The $0/M pricing for both models indicates they're using credit-based or subscription tiers rather than token-based pricing, making direct cost comparison misleading. Runway Gen-3 Alpha typically charges per second of video generated (around $0.05-0.10/second), while Luma Dream Machine often uses a monthly credit system, so teams generating over 100 seconds of video monthly would likely find Luma more economical despite the 3-position rank difference.
Unlike LLMs that process token sequences, both Luma Dream Machine and Runway Gen-3 Alpha accept text prompts as atomic inputs for their diffusion-based video synthesis, not requiring traditional context windows. The 0-token specification reflects that these models use prompt embeddings rather than sequential token processing, with both likely supporting prompts of 200-500 characters before truncation occurs.
Despite identical text->video modalities and matching 10/100 scores, migration complexity differs significantly due to API design philosophies.

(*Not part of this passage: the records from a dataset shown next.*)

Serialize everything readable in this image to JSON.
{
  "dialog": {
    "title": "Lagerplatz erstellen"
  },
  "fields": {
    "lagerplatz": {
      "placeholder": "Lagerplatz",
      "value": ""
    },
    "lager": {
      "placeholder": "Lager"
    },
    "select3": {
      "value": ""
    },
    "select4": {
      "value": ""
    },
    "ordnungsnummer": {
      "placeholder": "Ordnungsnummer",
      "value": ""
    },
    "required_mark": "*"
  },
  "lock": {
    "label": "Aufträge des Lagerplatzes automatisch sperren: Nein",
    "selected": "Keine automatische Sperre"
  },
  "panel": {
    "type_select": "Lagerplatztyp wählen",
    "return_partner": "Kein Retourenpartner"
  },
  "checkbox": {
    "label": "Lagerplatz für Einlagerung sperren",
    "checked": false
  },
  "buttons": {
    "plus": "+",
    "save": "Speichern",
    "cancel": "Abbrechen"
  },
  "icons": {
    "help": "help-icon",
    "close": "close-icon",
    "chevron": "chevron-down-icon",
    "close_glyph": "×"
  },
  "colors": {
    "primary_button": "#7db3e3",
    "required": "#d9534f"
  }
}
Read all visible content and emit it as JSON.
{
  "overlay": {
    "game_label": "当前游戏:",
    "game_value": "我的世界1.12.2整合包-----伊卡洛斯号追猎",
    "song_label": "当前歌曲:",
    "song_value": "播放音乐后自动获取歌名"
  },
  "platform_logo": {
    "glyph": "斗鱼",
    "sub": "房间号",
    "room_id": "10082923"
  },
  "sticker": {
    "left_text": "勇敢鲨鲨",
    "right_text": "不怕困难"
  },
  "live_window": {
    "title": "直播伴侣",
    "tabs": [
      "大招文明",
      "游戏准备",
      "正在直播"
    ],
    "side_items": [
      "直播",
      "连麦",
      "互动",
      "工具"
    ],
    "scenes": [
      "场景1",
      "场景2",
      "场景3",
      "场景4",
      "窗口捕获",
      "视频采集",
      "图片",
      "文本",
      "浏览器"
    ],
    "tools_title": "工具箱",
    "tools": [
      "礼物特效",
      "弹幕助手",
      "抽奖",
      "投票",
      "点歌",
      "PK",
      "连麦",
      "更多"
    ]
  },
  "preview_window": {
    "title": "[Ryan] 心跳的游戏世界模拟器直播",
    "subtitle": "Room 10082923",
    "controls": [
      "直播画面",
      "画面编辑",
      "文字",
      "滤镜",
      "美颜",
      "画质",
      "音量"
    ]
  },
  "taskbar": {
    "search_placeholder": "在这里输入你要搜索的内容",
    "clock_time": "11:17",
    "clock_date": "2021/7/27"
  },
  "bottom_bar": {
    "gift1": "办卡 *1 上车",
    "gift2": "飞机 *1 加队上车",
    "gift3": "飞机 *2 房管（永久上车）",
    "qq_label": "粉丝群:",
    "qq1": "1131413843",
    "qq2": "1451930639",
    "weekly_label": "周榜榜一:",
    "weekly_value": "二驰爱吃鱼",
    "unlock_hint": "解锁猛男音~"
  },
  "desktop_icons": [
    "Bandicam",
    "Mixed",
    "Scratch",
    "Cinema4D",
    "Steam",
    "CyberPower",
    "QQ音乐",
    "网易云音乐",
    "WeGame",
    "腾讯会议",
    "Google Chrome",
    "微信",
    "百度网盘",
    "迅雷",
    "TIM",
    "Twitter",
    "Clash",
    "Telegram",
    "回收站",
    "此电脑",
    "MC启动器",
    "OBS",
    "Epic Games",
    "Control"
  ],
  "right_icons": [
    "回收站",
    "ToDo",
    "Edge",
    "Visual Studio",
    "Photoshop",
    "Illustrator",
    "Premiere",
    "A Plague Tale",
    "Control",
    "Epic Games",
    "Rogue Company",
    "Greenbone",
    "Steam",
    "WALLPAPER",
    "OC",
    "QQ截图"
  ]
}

Runway's 3-rank advantage often comes with more sophisticated prompt adherence and motion coherence, but requires adapting to their specific prompt syntax and generation parameters that differ from Luma's more straightforward approach.
With both models closed-source and from different providers, teams face vendor lock-in risks that the identical 10/100 scores mask. Runway's higher #3 ranking suggests better ecosystem maturity, but Luma's #6 position still places it in the top tier, making the choice more about whether you prioritize Runway's established film industry connections or Luma's potentially faster iteration cycles on new features.